So many choices, so little time.
Still undecided about how to celebrate America’s birthday? Why not do it all?
Or, at the very least, try it all.
If you’re willing to put roughly 150 miles on your vehicle this Independence Day, we offer a step-by-step, dawn-to-dark guide to enjoying a sampling of just about everything Northern Utah’s communities have to offer on Independence Day:
• 6 a.m., RIVERDALE — Start the day off with a literal bang. Be on hand for the traditional cannon blast (it’s actually an air-burst firework) as officials manage to awaken a good portion of the city each year. And as long as you’re there, stick around for the Sunrise Service and Flag Raising Ceremony at 7 a.m. in the Riverdale Park amphitheater, 4300 S. Parker Drive. The speaker will be resident Stacie Andersen, whose husband recently returned from an 11-month deployment to Iraq.
• 7:30 a.m., LAYTON — If you insist on doing a July 4th race, we suggest heading for this city’s annual “More Fun, Less Run” event (They had us at “Less Run”). The 1-mile course, designed for young runners and families, includes five activity stations along the way. It’s held in Layton Commons Park, 465 Wasatch Drive.
• 8:30 a.m., CLEARFIELD — After working up an appetite at the fun run, it’s off to Clearfield City’s Pancake Breakfast, which runs until 10 a.m. at Kent’s Market, 580 S. State St. Cost is $7 per person, $3 for ages 8 and younger, or $25 for a family of six. And it’s for a good cause, with all proceeds going to fund a veterans memorial in Clearfield.
• 10 a.m., KAYSVILLE — Sorry, no time for seconds at the pancake breakfast, as we’re off to Kaysville for that city’s parade, F-35 flyover and … COMMUNITY WATER FIGHT! Come armed, as the fire department usually brings out the big guns. The fun takes place along Main Street in downtown Kaysville.
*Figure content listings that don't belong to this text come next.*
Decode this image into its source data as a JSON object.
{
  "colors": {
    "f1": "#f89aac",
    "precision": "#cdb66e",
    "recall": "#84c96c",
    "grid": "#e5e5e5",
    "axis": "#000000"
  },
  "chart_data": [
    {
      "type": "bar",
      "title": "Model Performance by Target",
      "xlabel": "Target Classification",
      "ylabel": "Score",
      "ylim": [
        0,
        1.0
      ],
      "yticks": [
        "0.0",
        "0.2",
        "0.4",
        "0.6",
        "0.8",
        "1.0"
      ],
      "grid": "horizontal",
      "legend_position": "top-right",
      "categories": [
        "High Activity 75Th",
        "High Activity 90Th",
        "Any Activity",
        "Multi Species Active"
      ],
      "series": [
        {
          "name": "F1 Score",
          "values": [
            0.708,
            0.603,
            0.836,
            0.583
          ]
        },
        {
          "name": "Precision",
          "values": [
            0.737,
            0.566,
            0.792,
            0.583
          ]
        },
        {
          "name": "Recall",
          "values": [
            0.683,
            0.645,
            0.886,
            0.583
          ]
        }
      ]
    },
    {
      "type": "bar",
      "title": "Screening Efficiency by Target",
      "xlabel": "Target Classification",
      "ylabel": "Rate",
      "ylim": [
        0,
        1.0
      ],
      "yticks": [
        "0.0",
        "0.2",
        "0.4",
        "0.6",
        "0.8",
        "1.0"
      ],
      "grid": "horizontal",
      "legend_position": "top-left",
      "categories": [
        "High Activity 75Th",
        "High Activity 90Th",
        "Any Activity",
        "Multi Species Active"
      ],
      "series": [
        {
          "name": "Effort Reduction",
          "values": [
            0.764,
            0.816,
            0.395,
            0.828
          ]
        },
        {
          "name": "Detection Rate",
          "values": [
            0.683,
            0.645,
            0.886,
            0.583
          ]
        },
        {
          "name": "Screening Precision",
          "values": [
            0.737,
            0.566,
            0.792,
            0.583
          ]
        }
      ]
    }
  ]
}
• 12:30 p.m., NORTH OGDEN — What’s Independence Day without a little coveting of other people’s sweet rides? Head for North Ogden’s Cherry Days festivities and the Kiwanis Car Show, set up next to North Ogden Park, 2705 N. 550 East.
• 2 p.m., MORGAN — With the afternoon heating up, cool off by heading up Weber Canyon for the annual cardboard boat regatta on a relatively gentle stretch of the Weber River. The race is followed by river activities there, near the Morgan County Fairgrounds, 750 E. Como Springs Road.
• 4 p.m., HUNTSVILLE — On your way back down the canyon, you may as well swing up over Trappers Loop to catch the tail end of the annual Mountain Arts & Music Festival in the idyllic little town of Huntsville. It’s being held in Huntsville Square, 7355 E. 200 South, and features original fine art, live music, hands-on children’s art and activities, and a community art display.
• 6 p.m., WEST POINT — By now, you’re probably getting hungry. And while there’s no shortage of food for sale at most of the places you’re visiting, we suggest heading for the Picnic in the Park at Loy Blake Park, 550 N. 3500 West. While residents eat free, visitors pay a mere $2 for the picnic.
• 8 p.m., LAYTON — What’s a Fourth of July celebration without a performance of Tchaikovsky’s “1812 Overture,” complete with cannons? Drive back to Layton for a performance by the New American Philharmonic in the Kenley Amphitheater, 403 N. Wasatch Drive.
• 10 p.m., CLEARFIELD — While you could stay in Layton for the concluding fireworks, you could also travel next door to Clearfield’s Fisher Park (934 S. 1000 East) for what’s billed as the “second-biggest fireworks display in Northern Utah.”
• 10:30 p.m., WEST POINT — And finally, since you’ve come this far you may as well go all the way. If you don’t have to work on Friday, consider backtracking to Loy Blake Park to end the night with a late-night outdoor movie. Although city officials still hadn’t decided on a title — just two days before the event — whatever they’re showing is sure to be the perfect ending to an epic Independence Day celebration.